7) Do I need to be fully healed or “full duty” before I can return to work?
A policy requiring an injured worker or an employee with a disability to be 100% healed or to be released to work with no restrictions is unlawful under disability discrimination laws. Your employer must decide on an individualized basis whether you can return to your former job, with or without restrictions, or be reassigned to a different position. Your employer should not wait for your injury to become “permanent and stationary” (to reach maximum improvement) to talk with you about reasonable accommodations.
Under the workers’ compensation system, your employer must offer you work that meets the restrictions outlined in your doctor’s most recent report (assuming your doctor has approved some form of return to work). If your employer assigns or offers work that does not meet the work restrictions in your doctor’s report, you do not have to accept it. You should contact a Division of WC Information & Assistance Officer in the local office where your workers’ compensation claim was filed for assistance.
8) My employer has ignored my medical restrictions and assigned me work that I cannot do due to my work-related injury.
If your doctor reports that you may return to work with medical restrictions, any work that your employer assigns must meet these restrictions.
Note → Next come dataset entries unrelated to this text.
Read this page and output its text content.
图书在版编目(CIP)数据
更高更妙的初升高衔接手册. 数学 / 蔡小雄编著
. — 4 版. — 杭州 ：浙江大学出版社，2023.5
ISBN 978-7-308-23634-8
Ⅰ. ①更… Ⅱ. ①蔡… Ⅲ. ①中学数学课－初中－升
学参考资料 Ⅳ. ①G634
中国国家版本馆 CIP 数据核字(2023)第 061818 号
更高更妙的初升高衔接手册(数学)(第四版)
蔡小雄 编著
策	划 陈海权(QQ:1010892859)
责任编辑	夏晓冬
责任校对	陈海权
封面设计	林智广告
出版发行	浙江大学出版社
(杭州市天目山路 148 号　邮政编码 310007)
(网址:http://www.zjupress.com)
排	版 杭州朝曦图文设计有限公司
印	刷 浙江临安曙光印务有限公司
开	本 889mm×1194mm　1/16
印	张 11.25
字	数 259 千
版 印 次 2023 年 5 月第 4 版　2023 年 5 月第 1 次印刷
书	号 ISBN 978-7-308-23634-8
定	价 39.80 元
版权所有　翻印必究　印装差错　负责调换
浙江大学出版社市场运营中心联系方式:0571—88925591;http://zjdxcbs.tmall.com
Your employer may, for example, change certain tasks, reduce your time on certain tasks, or provide equipment to help you perform your tasks.
Or, your employer may say that work that meets your medical restrictions is not available. If this happens, you cannot be required to work. If your employer cannot give you work that meets your work restrictions, your employer’s insurance agency must pay temporary total disability benefits.
You should show the doctor’s work restrictions to your employer and discuss how your restrictions can be met. You do not have to perform work that is beyond your medical restrictions. If you refuse a work assignment, you should clearly explain to your employer how the assignment fails to meet your restrictions. If possible, do this in writing. If your employer takes or threatens action against you because you won’t accept this work assignment, it could be a violation of disability discrimination laws which prohibit retaliation against disabled workers who need reasonable accommodations.
You should communicate frequently with your employer to discuss your job-related limitations and suggest ideas for accommodations that might work for you and your employer.
9) Can my employer fire me for being injured or disabled?
It is illegal for your employer to treat you badly, punish or fire you for having a disability or a job-related injury, or for filing a workers’ compensation claim.